Kuzey Kıbrıs'ta dışarıdan gelen yatırımcıya karşı bir hep antipati vardır...
Sade vatandaş hep dışarıdan gelen yatırımcılara bir yerlerin peşkeş çekildiğini düşünür...
Ama hiç kimse yerli yatırımcının kazandığı parayı niçin yine ülkesine yatırmadığını yargılamaz, burada bir kaç tanesini dışarıda tutuyoruz.

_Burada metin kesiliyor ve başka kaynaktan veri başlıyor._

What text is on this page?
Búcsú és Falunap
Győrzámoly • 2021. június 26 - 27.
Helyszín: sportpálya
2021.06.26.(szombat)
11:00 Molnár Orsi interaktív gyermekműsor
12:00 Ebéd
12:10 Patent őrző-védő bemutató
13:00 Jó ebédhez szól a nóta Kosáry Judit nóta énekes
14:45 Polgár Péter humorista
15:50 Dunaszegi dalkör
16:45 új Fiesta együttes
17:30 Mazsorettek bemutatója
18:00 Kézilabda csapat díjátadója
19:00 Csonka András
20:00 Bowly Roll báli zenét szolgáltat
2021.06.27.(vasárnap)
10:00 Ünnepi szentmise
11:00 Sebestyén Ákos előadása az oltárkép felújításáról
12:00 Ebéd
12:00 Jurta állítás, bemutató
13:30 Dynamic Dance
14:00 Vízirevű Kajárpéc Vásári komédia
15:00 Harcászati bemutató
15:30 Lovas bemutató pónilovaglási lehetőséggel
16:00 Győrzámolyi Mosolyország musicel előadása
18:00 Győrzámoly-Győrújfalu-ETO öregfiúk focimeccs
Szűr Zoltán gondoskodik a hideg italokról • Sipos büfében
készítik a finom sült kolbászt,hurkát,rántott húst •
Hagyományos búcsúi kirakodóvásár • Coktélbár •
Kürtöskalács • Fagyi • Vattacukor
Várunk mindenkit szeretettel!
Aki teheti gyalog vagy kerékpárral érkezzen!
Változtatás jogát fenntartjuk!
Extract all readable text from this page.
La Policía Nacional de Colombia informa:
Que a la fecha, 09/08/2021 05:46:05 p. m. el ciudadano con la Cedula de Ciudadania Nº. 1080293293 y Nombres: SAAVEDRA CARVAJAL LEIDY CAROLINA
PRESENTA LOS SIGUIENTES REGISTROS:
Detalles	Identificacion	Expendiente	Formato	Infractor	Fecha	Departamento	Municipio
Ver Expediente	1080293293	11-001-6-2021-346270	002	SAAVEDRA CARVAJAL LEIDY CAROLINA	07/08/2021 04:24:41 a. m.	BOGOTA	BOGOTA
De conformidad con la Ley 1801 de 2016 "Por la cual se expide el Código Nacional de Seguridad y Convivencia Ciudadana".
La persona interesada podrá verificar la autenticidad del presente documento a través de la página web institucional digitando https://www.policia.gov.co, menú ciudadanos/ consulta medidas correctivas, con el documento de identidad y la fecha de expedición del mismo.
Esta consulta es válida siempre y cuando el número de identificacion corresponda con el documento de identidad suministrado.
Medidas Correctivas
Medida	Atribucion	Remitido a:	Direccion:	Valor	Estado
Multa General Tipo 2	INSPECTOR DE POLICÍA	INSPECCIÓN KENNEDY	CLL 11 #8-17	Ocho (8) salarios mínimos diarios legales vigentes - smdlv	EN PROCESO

Hadi vatandaşın böyle düşünmesini bir nebze olsun anlarız...
Ama biz yine de dışarıdan gelen yatırımcının ne kadar fazla olursa ülke ekonomisine katkısının da büyük olacağını düşünürüz.
Bütün bunlar bir yana;
Peki hükümet edenler niçin hem nala hem mıha vurur, işte bunu anlayamayız!
Sözde hepsi dış yatırımcıya KKTC kapılarının sonuna kadar açık olduğunu söylerler, hatta Türkiye'ye gittiklerinde daha da abartırlar ve 'her türlü kolaylığı sağlayacağız' deyip havalarını atar ve dönerler...
Hiç bir şey yapmazlar aslında!
Aksine KKTC'ye yatırım için gelen Türkiye'nin büyük şirketlerini yıldırmak için, küstürmek için, vazgeçirmek için ellerinden geleni artlarına koymazlar...
İşte onlardan birisi de Türkiye'nin önde gelen isimlerinden Serdar Bilgili...
Bir dostumuz uyardı ve Hürriyet'teki açıklamasını okuduk...
Aklımıza hemen etle tırnak meselesi geldi...
Hani Anavatan ve Yavruvatan etle tırnak gibiydi ya!
Kapımız onlara sonuna kadar açıktı ya!
Hep palavra, yalan dolan...
Eğer KKTC'ye 150 milyon Euroluk yatırım yapmaya hazırlanan hem de en önemlisi bu yatırım gazinosu olmayan bir yatırımsa ve Serdar Bilgili gibi bir isim bıkıp usanmış, KKTC'de yatırım yapmaktan vazgeçmişse başımızı iki elimizin arasına alıp düşünmemiz lazım...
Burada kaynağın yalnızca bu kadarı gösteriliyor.